Honest Not Honey!

Aku menangis tersedu-sedu menerima pemberian yang kesekian darinya. Cheese cake dengan balutan keju, kesukaanku. Namun hambar bila dirasakan. Ia hanya singgah sebentar, ada urusan bisnis katanya tadi saat kutanya.

Namun kulihat, keringatnya bercucuran, seolah-olah dia gugup. Entah gugup karena apa? Mungkin karena dia ingin bertemu rekan bisnisnya. Dia tak mau memandang mataku saat bicara, lebih memilih memandangai karpet bulu di bawah kakinya.

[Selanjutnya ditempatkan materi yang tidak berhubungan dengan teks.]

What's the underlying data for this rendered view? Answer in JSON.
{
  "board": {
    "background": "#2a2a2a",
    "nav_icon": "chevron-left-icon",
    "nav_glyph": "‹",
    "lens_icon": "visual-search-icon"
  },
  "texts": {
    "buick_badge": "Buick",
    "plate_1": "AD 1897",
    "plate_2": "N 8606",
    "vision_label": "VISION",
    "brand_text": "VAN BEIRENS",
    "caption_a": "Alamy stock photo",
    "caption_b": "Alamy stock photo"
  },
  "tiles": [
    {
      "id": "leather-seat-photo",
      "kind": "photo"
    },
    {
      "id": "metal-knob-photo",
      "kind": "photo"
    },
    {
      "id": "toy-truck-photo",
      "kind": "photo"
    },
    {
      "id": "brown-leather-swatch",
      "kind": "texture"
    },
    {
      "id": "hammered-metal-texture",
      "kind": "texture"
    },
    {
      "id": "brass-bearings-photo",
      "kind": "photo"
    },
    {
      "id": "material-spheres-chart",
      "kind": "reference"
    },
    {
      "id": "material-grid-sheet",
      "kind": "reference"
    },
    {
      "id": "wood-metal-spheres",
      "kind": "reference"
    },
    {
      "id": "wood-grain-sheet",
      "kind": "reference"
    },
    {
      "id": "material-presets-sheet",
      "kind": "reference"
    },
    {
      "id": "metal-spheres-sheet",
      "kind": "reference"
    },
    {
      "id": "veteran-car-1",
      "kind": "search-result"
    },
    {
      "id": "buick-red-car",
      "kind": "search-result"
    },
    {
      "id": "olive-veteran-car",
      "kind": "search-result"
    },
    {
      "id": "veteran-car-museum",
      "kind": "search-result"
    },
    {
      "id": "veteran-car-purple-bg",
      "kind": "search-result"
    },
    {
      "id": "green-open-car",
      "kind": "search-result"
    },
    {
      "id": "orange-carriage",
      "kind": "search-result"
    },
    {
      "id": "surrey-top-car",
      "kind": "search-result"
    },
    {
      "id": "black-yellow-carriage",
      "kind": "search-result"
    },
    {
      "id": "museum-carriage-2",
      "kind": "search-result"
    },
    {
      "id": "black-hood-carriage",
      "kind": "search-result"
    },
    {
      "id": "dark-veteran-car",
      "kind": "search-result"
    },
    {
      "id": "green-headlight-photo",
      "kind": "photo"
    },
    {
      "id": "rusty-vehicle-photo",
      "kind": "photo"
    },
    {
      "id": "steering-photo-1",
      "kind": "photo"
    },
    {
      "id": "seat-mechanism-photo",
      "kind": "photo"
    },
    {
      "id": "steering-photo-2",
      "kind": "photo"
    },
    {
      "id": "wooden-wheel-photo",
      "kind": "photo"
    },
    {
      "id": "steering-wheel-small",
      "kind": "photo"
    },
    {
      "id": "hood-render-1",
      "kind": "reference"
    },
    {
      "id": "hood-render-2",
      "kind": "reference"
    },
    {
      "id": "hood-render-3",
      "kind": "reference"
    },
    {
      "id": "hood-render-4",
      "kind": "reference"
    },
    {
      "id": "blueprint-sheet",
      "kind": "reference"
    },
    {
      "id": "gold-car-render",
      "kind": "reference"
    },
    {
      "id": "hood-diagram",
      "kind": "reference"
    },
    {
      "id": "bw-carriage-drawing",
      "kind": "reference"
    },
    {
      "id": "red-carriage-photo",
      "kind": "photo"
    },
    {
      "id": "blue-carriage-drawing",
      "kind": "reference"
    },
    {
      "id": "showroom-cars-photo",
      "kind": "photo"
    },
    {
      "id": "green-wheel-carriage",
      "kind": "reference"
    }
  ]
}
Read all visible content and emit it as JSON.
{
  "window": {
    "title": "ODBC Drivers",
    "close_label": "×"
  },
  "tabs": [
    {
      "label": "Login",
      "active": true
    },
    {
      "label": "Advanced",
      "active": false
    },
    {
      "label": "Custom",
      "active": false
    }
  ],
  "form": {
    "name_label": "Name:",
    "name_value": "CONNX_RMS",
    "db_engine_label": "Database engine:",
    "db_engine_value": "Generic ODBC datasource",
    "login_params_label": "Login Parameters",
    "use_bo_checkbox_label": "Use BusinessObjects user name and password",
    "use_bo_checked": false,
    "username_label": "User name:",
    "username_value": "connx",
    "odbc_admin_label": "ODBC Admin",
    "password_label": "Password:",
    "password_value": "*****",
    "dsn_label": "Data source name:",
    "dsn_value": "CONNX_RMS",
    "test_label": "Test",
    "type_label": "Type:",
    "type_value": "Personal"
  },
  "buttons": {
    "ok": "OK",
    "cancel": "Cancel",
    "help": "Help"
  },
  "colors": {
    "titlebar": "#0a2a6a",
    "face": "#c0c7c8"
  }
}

"Nanti aku kembali, Ran." Ujarnya. Lalu pamit begitu saja tanpa sempat berpamitan pada bundaku. Padahal setiap kali kesini, selalu bunda yang ditanyakan pertama kali.

Aku mengambil sendok dan piring di dapur, menikmati suapan demi suapan kue di sofa ruang tamu. Ketika dering itu terdengar. Andai kutahu kalau dering itu pertanda buruk, tak mungkinlah kuangkat. Tapi tak tahu apapun lebih menyakitkan.

"Ran, aku lihat Danu di kafe." Kalimat pertama yang terucap di seberang.

"Oh, dia bilang tadi ada pertemuan dengan rekan bisnisnya."

Terdengar grasak-grusuk dari seberang, "Masa ketemu rekan bisnis sambil mesra-mesraan."

"Apa maksudmu? Dia bohong denganku?"

Setelahnya, aku terduduk lemas saat berpuluh kata menyakitkan itu tedengar dari seberang telpon. Tak sanggup berkata-kata. Jantungku berdegup kencang, darah mengalir deras. Aku mencoba untuk menenangkan diri. Jadi inikah jawaban solat istikharahku seminggu yang lalu?

Aku merasa seperti diberi madu, tapi nyatanya kawanan lebah dan beruang coklat mengejarku. Hingga aku sadar, madu ini pahit. Kepercayaanku hancur lebur, menjadi serpihan debu.

Dibuat di Gunung Megang, pada tanggal 23 Januari 2018.